Put the peppers in a sealed container or paper bag to steam, then peel off the skin, discard the stem and seeds, and the liquid they release.
Weigh the amount needed for the recipe. Cut the flesh into squares ½ inch / 1.25 cm side and transfer to a small bowl. Set aside.
Prepare the dish
Peel and deseed the squash. I use a grapefruit spoon to remove the seeds and a sturdy swivel vegetable peeler to peel the squash.
Weigh the amount of squash needed. Cut the squash into small bite-sized pieces, no more than ½ inch / 1.25 cm.
In a 10-inch / 25-cm deep sauté pan or large skillet, warm up the olive oil over medium heat. Add the onion, stir well, cook for 1 minute, then turn down the heat. Cover the pan and cook on low heat for 8 minutes or so, until the onion is soft, stirring often and making sure the pan does not become dry.
Add the thyme, spices and garlic to the pan and stir well.
After 1 minute, turn up the heat to medium, add the cut squash and stir well. Add the tomato passata and stir well.
Cover the pan, lower the heat and cook until the squash is just tender (10 minutes or as needed), stirring every now and then.
In the meantime, wash and drain the escarole leaves, halve them lengthwise then slice them crosswise into 1/2-inch / 2.5 cm strips.
Add the chopped escarole leaves to the pan and stir well.
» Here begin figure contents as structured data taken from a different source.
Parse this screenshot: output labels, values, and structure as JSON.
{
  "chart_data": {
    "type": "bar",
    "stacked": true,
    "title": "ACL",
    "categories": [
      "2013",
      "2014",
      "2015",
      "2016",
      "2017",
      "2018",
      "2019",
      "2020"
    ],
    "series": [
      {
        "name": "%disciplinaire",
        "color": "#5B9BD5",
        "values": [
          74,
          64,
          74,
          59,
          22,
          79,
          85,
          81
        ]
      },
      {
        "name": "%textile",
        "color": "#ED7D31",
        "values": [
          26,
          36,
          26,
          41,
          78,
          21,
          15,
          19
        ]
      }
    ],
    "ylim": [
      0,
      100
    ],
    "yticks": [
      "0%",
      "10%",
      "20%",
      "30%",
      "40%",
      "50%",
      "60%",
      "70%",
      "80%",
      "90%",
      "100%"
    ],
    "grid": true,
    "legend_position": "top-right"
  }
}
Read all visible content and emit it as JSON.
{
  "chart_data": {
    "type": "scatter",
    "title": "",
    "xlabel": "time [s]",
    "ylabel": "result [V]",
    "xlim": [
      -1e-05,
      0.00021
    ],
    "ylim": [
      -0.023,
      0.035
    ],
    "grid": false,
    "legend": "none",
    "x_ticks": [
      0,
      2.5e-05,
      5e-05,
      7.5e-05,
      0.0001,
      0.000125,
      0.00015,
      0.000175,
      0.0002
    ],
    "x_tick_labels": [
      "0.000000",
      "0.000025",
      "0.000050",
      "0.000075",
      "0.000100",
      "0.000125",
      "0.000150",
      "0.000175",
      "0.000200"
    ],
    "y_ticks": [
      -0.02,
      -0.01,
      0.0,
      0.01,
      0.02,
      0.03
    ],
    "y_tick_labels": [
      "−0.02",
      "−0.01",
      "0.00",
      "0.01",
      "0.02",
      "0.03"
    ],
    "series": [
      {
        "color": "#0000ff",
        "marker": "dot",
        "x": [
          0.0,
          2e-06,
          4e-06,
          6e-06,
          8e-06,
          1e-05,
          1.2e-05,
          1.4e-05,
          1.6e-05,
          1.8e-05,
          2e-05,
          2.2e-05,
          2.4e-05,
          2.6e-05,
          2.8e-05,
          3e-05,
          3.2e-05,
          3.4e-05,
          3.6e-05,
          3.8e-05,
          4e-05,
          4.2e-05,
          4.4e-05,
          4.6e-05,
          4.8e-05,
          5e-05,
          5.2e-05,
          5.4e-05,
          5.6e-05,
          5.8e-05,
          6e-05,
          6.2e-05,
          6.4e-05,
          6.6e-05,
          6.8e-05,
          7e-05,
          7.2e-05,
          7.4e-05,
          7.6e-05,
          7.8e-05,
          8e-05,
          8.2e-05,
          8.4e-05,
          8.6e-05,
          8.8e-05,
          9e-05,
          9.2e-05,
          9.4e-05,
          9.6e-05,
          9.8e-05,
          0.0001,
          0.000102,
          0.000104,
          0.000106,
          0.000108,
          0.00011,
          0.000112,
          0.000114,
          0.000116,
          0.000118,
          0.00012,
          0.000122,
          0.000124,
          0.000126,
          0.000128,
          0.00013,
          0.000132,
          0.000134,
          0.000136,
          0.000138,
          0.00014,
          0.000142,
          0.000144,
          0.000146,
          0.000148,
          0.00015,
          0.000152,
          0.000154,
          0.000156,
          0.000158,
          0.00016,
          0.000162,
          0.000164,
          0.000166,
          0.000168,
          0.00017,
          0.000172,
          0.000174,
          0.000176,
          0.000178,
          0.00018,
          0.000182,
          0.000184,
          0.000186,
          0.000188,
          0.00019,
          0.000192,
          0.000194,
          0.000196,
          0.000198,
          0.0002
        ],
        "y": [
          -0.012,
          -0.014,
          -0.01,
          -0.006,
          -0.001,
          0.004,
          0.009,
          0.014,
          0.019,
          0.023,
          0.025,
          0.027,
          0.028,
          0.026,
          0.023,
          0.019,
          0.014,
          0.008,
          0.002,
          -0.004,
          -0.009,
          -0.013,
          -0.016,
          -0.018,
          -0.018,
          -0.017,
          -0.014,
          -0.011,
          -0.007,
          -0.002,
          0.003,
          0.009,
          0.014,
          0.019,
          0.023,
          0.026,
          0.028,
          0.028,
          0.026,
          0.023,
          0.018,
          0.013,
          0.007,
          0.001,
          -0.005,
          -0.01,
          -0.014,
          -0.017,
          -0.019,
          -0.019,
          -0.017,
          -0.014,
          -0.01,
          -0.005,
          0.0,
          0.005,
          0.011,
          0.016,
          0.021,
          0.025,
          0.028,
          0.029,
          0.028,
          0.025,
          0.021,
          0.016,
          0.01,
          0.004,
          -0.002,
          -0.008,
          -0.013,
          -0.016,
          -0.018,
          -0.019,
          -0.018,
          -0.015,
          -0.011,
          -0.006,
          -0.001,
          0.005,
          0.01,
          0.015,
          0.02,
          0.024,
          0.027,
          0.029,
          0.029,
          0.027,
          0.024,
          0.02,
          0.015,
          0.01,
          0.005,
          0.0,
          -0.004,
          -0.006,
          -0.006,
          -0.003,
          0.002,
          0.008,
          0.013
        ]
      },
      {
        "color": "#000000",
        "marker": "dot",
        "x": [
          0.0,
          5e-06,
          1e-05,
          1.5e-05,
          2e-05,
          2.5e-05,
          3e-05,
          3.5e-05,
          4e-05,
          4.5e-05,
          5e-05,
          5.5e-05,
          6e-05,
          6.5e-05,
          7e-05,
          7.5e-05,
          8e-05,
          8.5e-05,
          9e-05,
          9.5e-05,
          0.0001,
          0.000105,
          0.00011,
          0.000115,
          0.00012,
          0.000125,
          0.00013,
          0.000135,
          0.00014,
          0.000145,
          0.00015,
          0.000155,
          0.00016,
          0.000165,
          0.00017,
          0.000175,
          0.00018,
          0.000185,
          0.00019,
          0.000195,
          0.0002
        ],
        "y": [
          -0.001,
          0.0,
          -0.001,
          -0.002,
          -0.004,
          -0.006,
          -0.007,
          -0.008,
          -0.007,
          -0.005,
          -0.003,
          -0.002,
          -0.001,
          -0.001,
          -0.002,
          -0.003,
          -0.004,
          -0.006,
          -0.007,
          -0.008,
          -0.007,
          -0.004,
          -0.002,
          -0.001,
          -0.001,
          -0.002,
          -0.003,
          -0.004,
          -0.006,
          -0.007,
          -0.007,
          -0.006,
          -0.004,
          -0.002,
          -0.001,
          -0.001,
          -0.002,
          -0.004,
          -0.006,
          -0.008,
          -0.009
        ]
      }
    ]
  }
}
Cover and let cook for 4 minutes.
Add the beans and stir well. Cover and let cook for 2 minutes.
Add the corn and chopped poblano peppers and stir well. Cover and cook for 2 minutes.
Sprinkle the sea salt and stir. Taste and adjust the salt as needed. Remove the pan from the heat. Serve immediately.
Notes
Cook the beans, roast the poblano peppers and thaw the frozen corn ahead of preparing the dish.
Try combining different varieties of winter squash and beans to get a slightly different dish.
FTC disclosure: I have received the table linen free of charge from the manufacturer (la FABBRICA del LINO). I have not and will not receive any monetary compensation for presenting it on my blog. The experience shared and the opinions expressed in this post are entirely my own.